The Light at the End of the Tunnel: My Battle with Postpartum Depression
White hot rage. Big heavy tears.
This was my battle with postpartum depression.
Although I didn't know it at the time, my battle with PPD started with the birth of my first child, 6 years ago. It was a rough delivery and an even more challenging postpartum. My husband had been given a promotion at work which meant we had to relocate... at 8 months pregnant. Soon I was living in a new town with what felt like ZERO support. I struggled to breastfeed my son and can still, to this day, remember the feeling of dread I experienced when I knew my son would be waking up soon. He would want to nurse and it hurt. so. bad. I began taking extra pain pills to cope. I sat in my room, crying, trying to nurse through the pain.
Fast forward almost a year. I was feeling more adjusted. Going to the gym on a regular basis (and joking that it was "Mommy's Prozac"). But I was starting to experience episodes of shortness of breath. They became so severe that I thought I must be having a heart attack and ended up in the ER- the only time in my adult life that I've ever gone. They ran all sorts of tests "just to be sure" but in the end, diagnosed me with anxiety attacks and gave me a script for Xanax. I thought they were full of shit.

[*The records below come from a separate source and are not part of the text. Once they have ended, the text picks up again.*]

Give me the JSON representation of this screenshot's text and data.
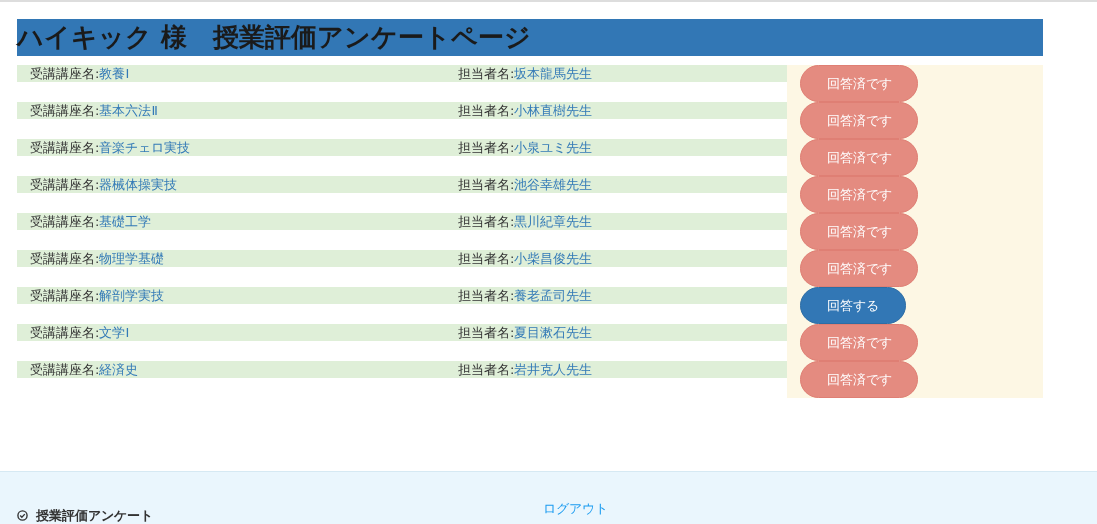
{
  "header": {
    "title": "ハイキック 様　授業評価アンケートページ"
  },
  "rows": [
    {
      "course_label": "受講講座名:",
      "course": "教養Ⅰ",
      "teacher_label": "担当者名:",
      "teacher": "坂本龍馬先生",
      "button": "回答済です",
      "answered": true
    },
    {
      "course_label": "受講講座名:",
      "course": "基本六法Ⅱ",
      "teacher_label": "担当者名:",
      "teacher": "小林直樹先生",
      "button": "回答済です",
      "answered": true
    },
    {
      "course_label": "受講講座名:",
      "course": "音楽チェロ実技",
      "teacher_label": "担当者名:",
      "teacher": "小泉ユミ先生",
      "button": "回答済です",
      "answered": true
    },
    {
      "course_label": "受講講座名:",
      "course": "器械体操実技",
      "teacher_label": "担当者名:",
      "teacher": "池谷幸雄先生",
      "button": "回答済です",
      "answered": true
    },
    {
      "course_label": "受講講座名:",
      "course": "基礎工学",
      "teacher_label": "担当者名:",
      "teacher": "黒川紀章先生",
      "button": "回答済です",
      "answered": true
    },
    {
      "course_label": "受講講座名:",
      "course": "物理学基礎",
      "teacher_label": "担当者名:",
      "teacher": "小柴昌俊先生",
      "button": "回答済です",
      "answered": true
    },
    {
      "course_label": "受講講座名:",
      "course": "解剖学実技",
      "teacher_label": "担当者名:",
      "teacher": "養老孟司先生",
      "button": "回答する",
      "answered": false
    },
    {
      "course_label": "受講講座名:",
      "course": "文学Ⅰ",
      "teacher_label": "担当者名:",
      "teacher": "夏目漱石先生",
      "button": "回答済です",
      "answered": true
    },
    {
      "course_label": "受講講座名:",
      "course": "経済史",
      "teacher_label": "担当者名:",
      "teacher": "岩井克人先生",
      "button": "回答済です",
      "answered": true
    }
  ],
  "footer": {
    "nav_item": "授業評価アンケート",
    "logout": "ログアウト"
  }
}
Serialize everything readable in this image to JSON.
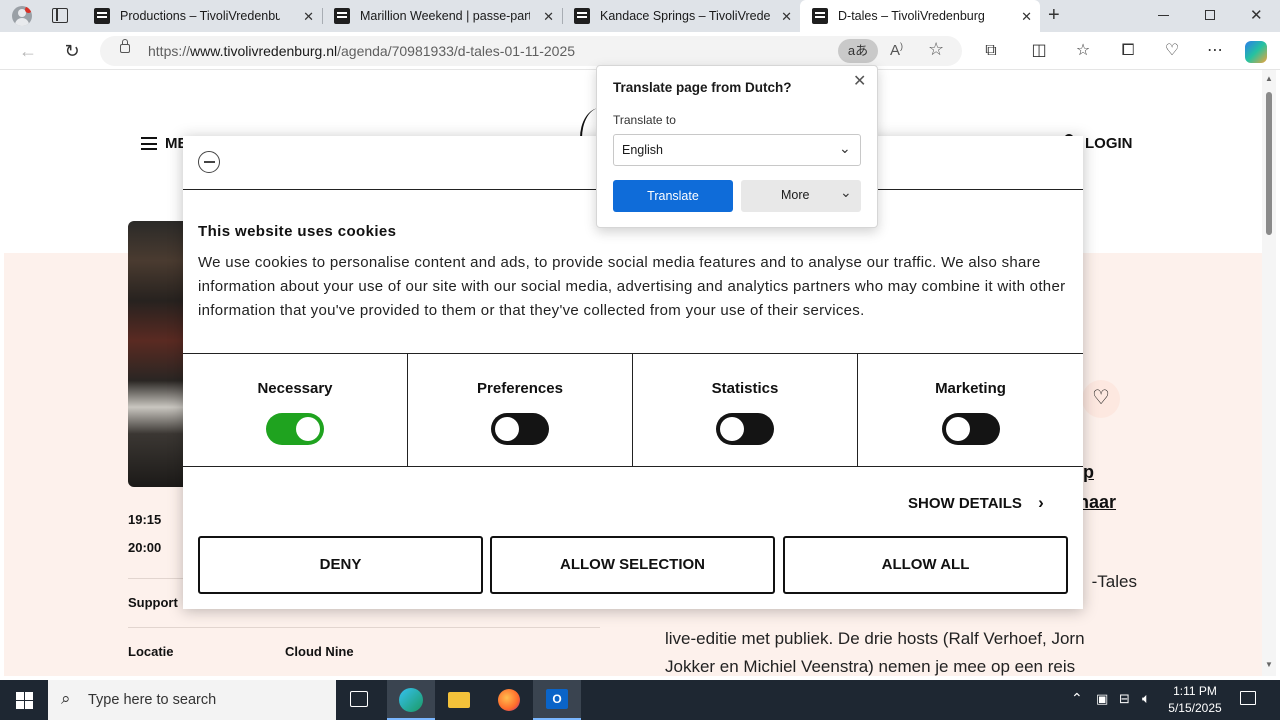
{
  "browser": {
    "tabs": [
      {
        "title": "Productions – TivoliVredenburg",
        "active": false
      },
      {
        "title": "Marillion Weekend | passe-partout",
        "active": false
      },
      {
        "title": "Kandace Springs – TivoliVredenburg",
        "active": false
      },
      {
        "title": "D-tales – TivoliVredenburg",
        "active": true
      }
    ],
    "url_prefix": "https://",
    "url_domain": "www.tivolivredenburg.nl",
    "url_path": "/agenda/70981933/d-tales-01-11-2025",
    "read_aloud_label": "Â"
  },
  "site": {
    "menu_label": "ME",
    "login_label": "LOGIN",
    "times": [
      "19:15",
      "20:00"
    ],
    "support_label": "Support",
    "locatie_label": "Locatie",
    "locatie_value": "Cloud Nine",
    "link_fragment_1": "p",
    "link_fragment_2": "naar",
    "body_lines": [
      "-Tales",
      "live-editie met publiek. De drie hosts (Ralf Verhoef, Jorn",
      "Jokker en Michiel Veenstra) nemen je mee op een reis"
    ]
  },
  "cookie": {
    "title": "This website uses cookies",
    "text": "We use cookies to personalise content and ads, to provide social media features and to analyse our traffic. We also share information about your use of our site with our social media, advertising and analytics partners who may combine it with other information that you've provided to them or that they've collected from your use of their services.",
    "categories": [
      {
        "label": "Necessary",
        "enabled": true
      },
      {
        "label": "Preferences",
        "enabled": false
      },
      {
        "label": "Statistics",
        "enabled": false
      },
      {
        "label": "Marketing",
        "enabled": false
      }
    ],
    "show_details": "SHOW DETAILS",
    "deny": "DENY",
    "allow_selection": "ALLOW SELECTION",
    "allow_all": "ALLOW ALL"
  },
  "translate": {
    "title": "Translate page from Dutch?",
    "to_label": "Translate to",
    "language": "English",
    "translate_button": "Translate",
    "more_button": "More"
  },
  "taskbar": {
    "search_placeholder": "Type here to search",
    "time": "1:11 PM",
    "date": "5/15/2025"
  },
  "colors": {
    "accent_blue": "#0f6cd9",
    "toggle_on": "#1fa31f",
    "peach_bg": "#fdf1ec"
  }
}
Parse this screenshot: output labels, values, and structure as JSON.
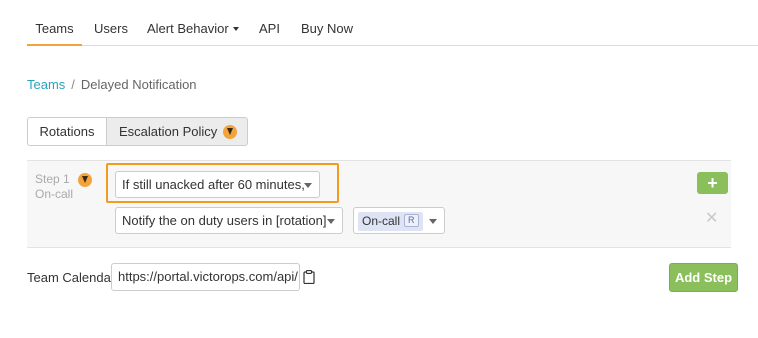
{
  "nav": {
    "teams": "Teams",
    "users": "Users",
    "alert_behavior": "Alert Behavior",
    "api": "API",
    "buy_now": "Buy Now",
    "accent_color": "#f3a33c"
  },
  "breadcrumb": {
    "teams": "Teams",
    "separator": "/",
    "current": "Delayed Notification"
  },
  "subtabs": {
    "rotations": "Rotations",
    "escalation_policy": "Escalation Policy"
  },
  "step": {
    "title": "Step 1",
    "subtitle": "On-call",
    "condition_select": "If still unacked after 60 minutes,",
    "notify_select": "Notify the on duty users in [rotation]",
    "rotation_tag": "On-call",
    "rotation_tag_badge": "R",
    "add_icon": "plus-icon",
    "remove_icon": "close-icon",
    "highlight_color": "#f39a21"
  },
  "calendar": {
    "label": "Team Calendar",
    "url": "https://portal.victorops.com/api/",
    "icon": "clipboard-icon"
  },
  "actions": {
    "add_step": "Add Step",
    "button_color": "#8bbf5c"
  }
}
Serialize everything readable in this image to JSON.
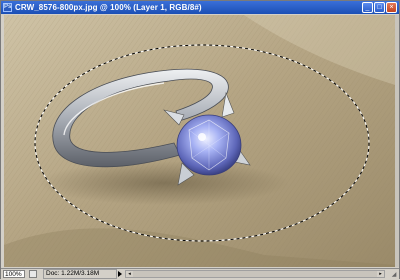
{
  "window": {
    "title": "CRW_8576-800px.jpg @ 100% (Layer 1, RGB/8#)",
    "app_icon_glyph": "Ps",
    "minimize_glyph": "_",
    "maximize_glyph": "□",
    "close_glyph": "×"
  },
  "statusbar": {
    "zoom": "100%",
    "doc_info": "Doc: 1.22M/3.18M",
    "scroll_left_glyph": "◂",
    "scroll_right_glyph": "▸",
    "resize_glyph": "◢"
  },
  "canvas": {
    "subject": "silver solitaire ring with blue gemstone on textured fabric",
    "selection": "elliptical marquee selection (marching ants)"
  },
  "colors": {
    "titlebar": "#1b4fb5",
    "fabric": "#b4a486",
    "band": "#c8cdd4",
    "gem": "#9aa6ee"
  },
  "icons": {
    "app": "photoshop-document-icon",
    "navigator": "navigator-icon"
  }
}
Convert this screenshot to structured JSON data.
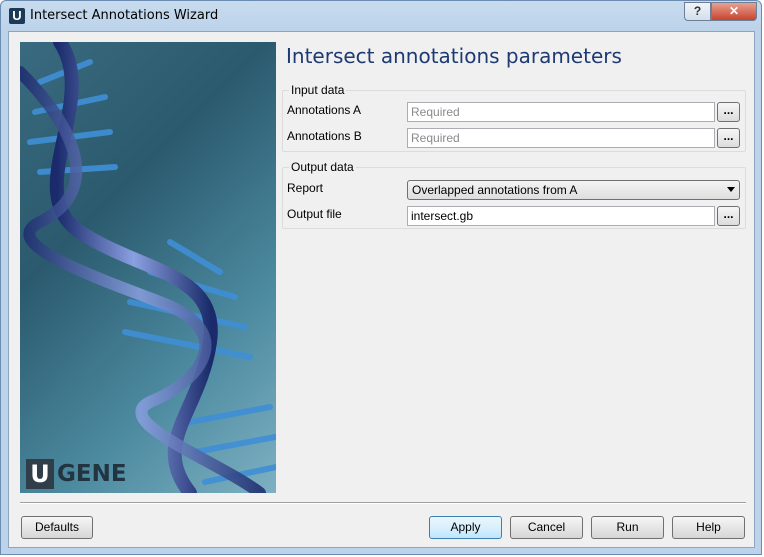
{
  "window": {
    "title": "Intersect Annotations Wizard",
    "app_icon_letter": "U",
    "help_symbol": "?",
    "close_symbol": "✕"
  },
  "banner": {
    "logo_letter": "U",
    "logo_text": "GENE",
    "accent_color": "#2b5a6e"
  },
  "page": {
    "title": "Intersect annotations parameters"
  },
  "input_group": {
    "title": "Input data",
    "annotations_a": {
      "label": "Annotations A",
      "value": "",
      "placeholder": "Required",
      "browse": "..."
    },
    "annotations_b": {
      "label": "Annotations B",
      "value": "",
      "placeholder": "Required",
      "browse": "..."
    }
  },
  "output_group": {
    "title": "Output data",
    "report": {
      "label": "Report",
      "selected": "Overlapped annotations from A"
    },
    "output_file": {
      "label": "Output file",
      "value": "intersect.gb",
      "browse": "..."
    }
  },
  "buttons": {
    "defaults": "Defaults",
    "apply": "Apply",
    "cancel": "Cancel",
    "run": "Run",
    "help": "Help"
  }
}
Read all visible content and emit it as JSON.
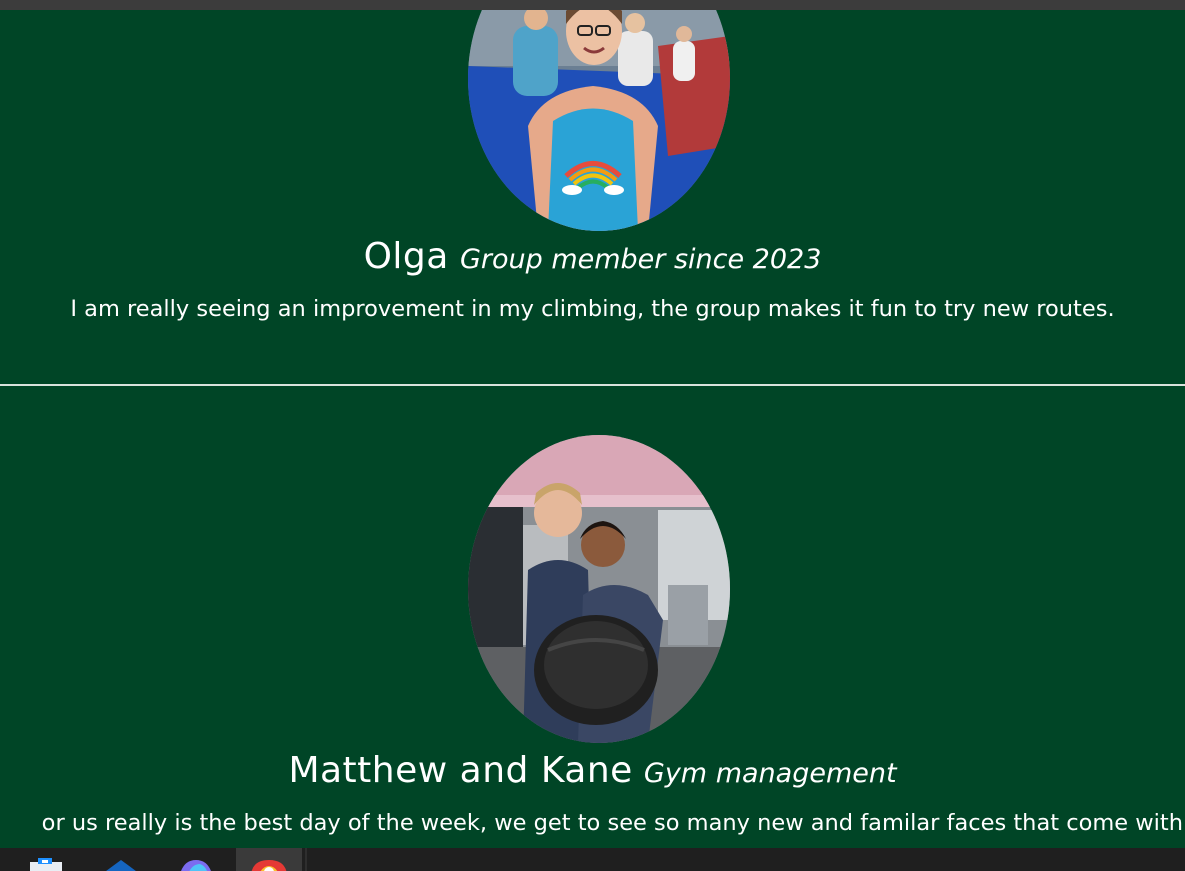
{
  "testimonials": [
    {
      "name": "Olga",
      "role": "Group member since 2023",
      "quote": "I am really seeing an improvement in my climbing, the group makes it fun to try new routes."
    },
    {
      "name": "Matthew and Kane",
      "role": "Gym management",
      "quote": "or us really is the best day of the week, we get to see so many new and familar faces that come with"
    }
  ],
  "taskbar": {
    "icons": [
      "file-explorer-icon",
      "mail-icon",
      "copilot-icon",
      "chrome-icon"
    ]
  },
  "colors": {
    "background": "#004526",
    "divider": "#d8e2dc",
    "taskbar": "#1f1f1f"
  }
}
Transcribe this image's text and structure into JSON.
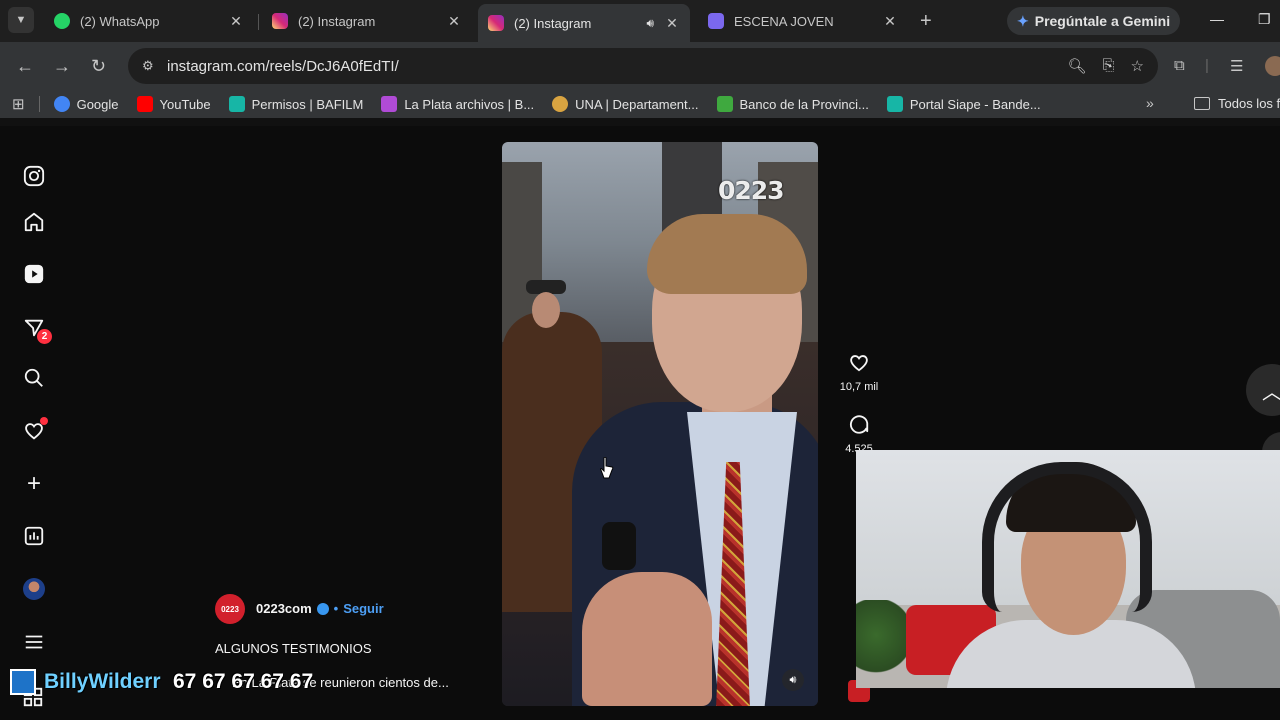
{
  "browser": {
    "tabs": [
      {
        "title": "(2) WhatsApp",
        "icon": "whatsapp-icon",
        "color": "#25d366"
      },
      {
        "title": "(2) Instagram",
        "icon": "instagram-icon",
        "color": "#e1306c"
      },
      {
        "title": "(2) Instagram",
        "icon": "instagram-icon",
        "color": "#e1306c",
        "active": true
      },
      {
        "title": "ESCENA JOVEN",
        "icon": "doc-icon",
        "color": "#7b68ee"
      }
    ],
    "gemini_label": "Pregúntale a Gemini",
    "url": "instagram.com/reels/DcJ6A0fEdTI/",
    "bookmarks": [
      {
        "label": "Google",
        "color": "#4285f4"
      },
      {
        "label": "YouTube",
        "color": "#ff0000"
      },
      {
        "label": "Permisos | BAFILM",
        "color": "#17b6a6"
      },
      {
        "label": "La Plata archivos | B...",
        "color": "#b04bd6"
      },
      {
        "label": "UNA | Departament...",
        "color": "#d9a441"
      },
      {
        "label": "Banco de la Provinci...",
        "color": "#3fa93f"
      },
      {
        "label": "Portal Siape - Bande...",
        "color": "#17b6a6"
      }
    ],
    "bookmarks_folder": "Todos los fa"
  },
  "sidebar": {
    "notifications_badge": "2"
  },
  "reel": {
    "watermark": "0223",
    "likes": "10,7 mil",
    "comments": "4.525",
    "author": "0223com",
    "author_avatar_text": "0223",
    "separator": "•",
    "follow_label": "Seguir",
    "caption_title": "ALGUNOS TESTIMONIOS",
    "caption": "En La Plata se reunieron cientos de..."
  },
  "stream": {
    "name": "BillyWilderr",
    "code": "67 67 67 67 67"
  },
  "colors": {
    "accent": "#4d9ff5",
    "badge": "#ff3040"
  }
}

I was in denial. I never filled the prescription and continued on with my life.
Fast forward five years. I was a new mom again but this time, things seemed to be going better. I had better support in my life and a wealth of knowledge and experience to draw from; I'm a doula, after all. I know this stuff. I can handle this... right?
But, the anger started to creep back in. Actually, it never really went anywhere. I just told myself it was normal- even though I knew in my heart of hearts, it was very far from normal. I was still in denial. I screamed and threw things at my husband. I yelled at my kids...at my baby. I got so mad, I scared myself. But I still made excuses.
I grew up with a father that did those very same things so I told myself that I must have inherited his temper. I told myself I just needed to get to the gym more often to "blow off some steam". I told myself that the good times with my kids would outweigh the times I scared them with my anger. They would forget the harsh words if I said enough good ones... right?
I lived for nap time, bedtime, and my evening glasses of wine.
I couldn't admit something was "really" wrong. After all, my work wasn't suffering. In fact, it was booming. I didn't feel depressed. I could get up and function when I needed to. I wasn't like the women in the commercials, moping around, wearing pajamas and looking sad. I just needed better self-discipline. More sleep. Less stress. A better routine...
The final straw came on Father's Day, 2015.
It was a bad day. I was an angry shell of a person. I remember being in the car, as my husband drove us to dinner (that he had arranged) staring out the window and crying. Tears just ran down my face. I was a combination of mad and sad, at the same time. I enjoyed the anger and I fed on it. I made ugly comments to my husband and yelled at my kids. Finally, I stopped talking altogether. I sat through the entire meal and watched my husband take care of everyone. He got food for our daughter, fed her, and helped our son get his food while I just sat there and felt nothing. He asked a few times if I was alright, but knew better than to say too much for fear of my snapping at him. This was his Father's Day and it was awful.
On the drive home, I felt a flicker of shame.
Once home, I retreated to our bedroom to escape (as I so often did those days). I got on the internet and did some digging. I stumbled across Postpartum Progress and their article The Symptoms of Postpartum Depression & Anxiety (in Plain Mama English). It was my turning point.
It was my lifeline. The light at the end of my tunnel.
Reading that article, and exploring the rest of their page, was my moment of clarity. I realized then that I was, and had been, dealing with postpartum depression. All of my excuses came crumbling down. I knew I needed help. But I wasn't ready to admit it yet. I wasn't ready for the stigma that came with postpartum depression. I wasn't ready for medication. I didn't want the professionals I work with to know something was wrong. What if word got out I was on an anti-depressant? Would they judge me? Stop referring to me? More importantly, would my husband think less of me?
I sat with these thoughts for a few weeks before finally picking up the phone and texting my midwife.
"May I call you?"
She was great. She listened. Reassured. Made me feel normal. Because I am normal.
Each year, approximately 950,000 women suffer with PPD (read about why that number is probably much higher than that here). I'm not alone. Postpartum Mood Disorders are so very common and need to be discussed. It needs to come out of the shadows, out of the whispers and into the forefront of our conversation about how we support women and families.
I thought long and hard about sharing my story. I may lose clients over it. I may lose professional relationships over it. But maybe it will speak to a new mom on the same path I traveled. And maybe it will help. Maybe it will be someone's light.